Milliyetçi Hareket Partisi seçmeninin cumhurbaşkanlığı seçimlerinde mutlaka Sinan Ogan’ı seçmesi durumunda, seçim İstanbul tecrübesinden dolayı istenmeyen tüylerin çokça çıkması veya yalnız kalma durumuyla sonuçlanabilir.
777 bin yeni seçmen
27. Dönem Milletvekilliği ve Cumhurbaşkanlığı Seçimleri için İstanbul’da oy kullanacak seçmen sayısı 10 milyon 573 bin 543 olarak belirlendi. 14 Mayıs’ta İstanbul’da 30 bin 803 sandık kurulacak ve 11 milyon 350 bin 969 seçmen sandık başına gidecek.

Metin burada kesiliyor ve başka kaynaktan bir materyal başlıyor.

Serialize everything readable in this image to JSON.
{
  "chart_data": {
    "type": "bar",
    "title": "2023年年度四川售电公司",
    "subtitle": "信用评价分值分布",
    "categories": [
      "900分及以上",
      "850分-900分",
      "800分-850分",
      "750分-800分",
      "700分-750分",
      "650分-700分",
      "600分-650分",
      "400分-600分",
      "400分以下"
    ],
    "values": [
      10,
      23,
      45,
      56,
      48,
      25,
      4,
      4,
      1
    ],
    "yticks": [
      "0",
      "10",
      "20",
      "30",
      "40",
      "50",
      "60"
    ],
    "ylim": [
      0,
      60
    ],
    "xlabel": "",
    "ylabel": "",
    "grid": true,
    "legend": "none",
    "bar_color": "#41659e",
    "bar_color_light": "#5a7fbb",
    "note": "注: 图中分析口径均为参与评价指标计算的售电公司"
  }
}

Yayınlanan son verilere göre iki seçim arasındaki seçmen farkı 777 bin 428 olarak hesaplandı. İstanbul’da seçmen sayısının en az olduğu yer 13 bin 504 kişi ile Adalar oldu. En fazla seçmenin olduğu ilçe Esenyurt olarak açıklandı. Esenyurt’ta 643 bin 14 seçmen sandık başına gidecek.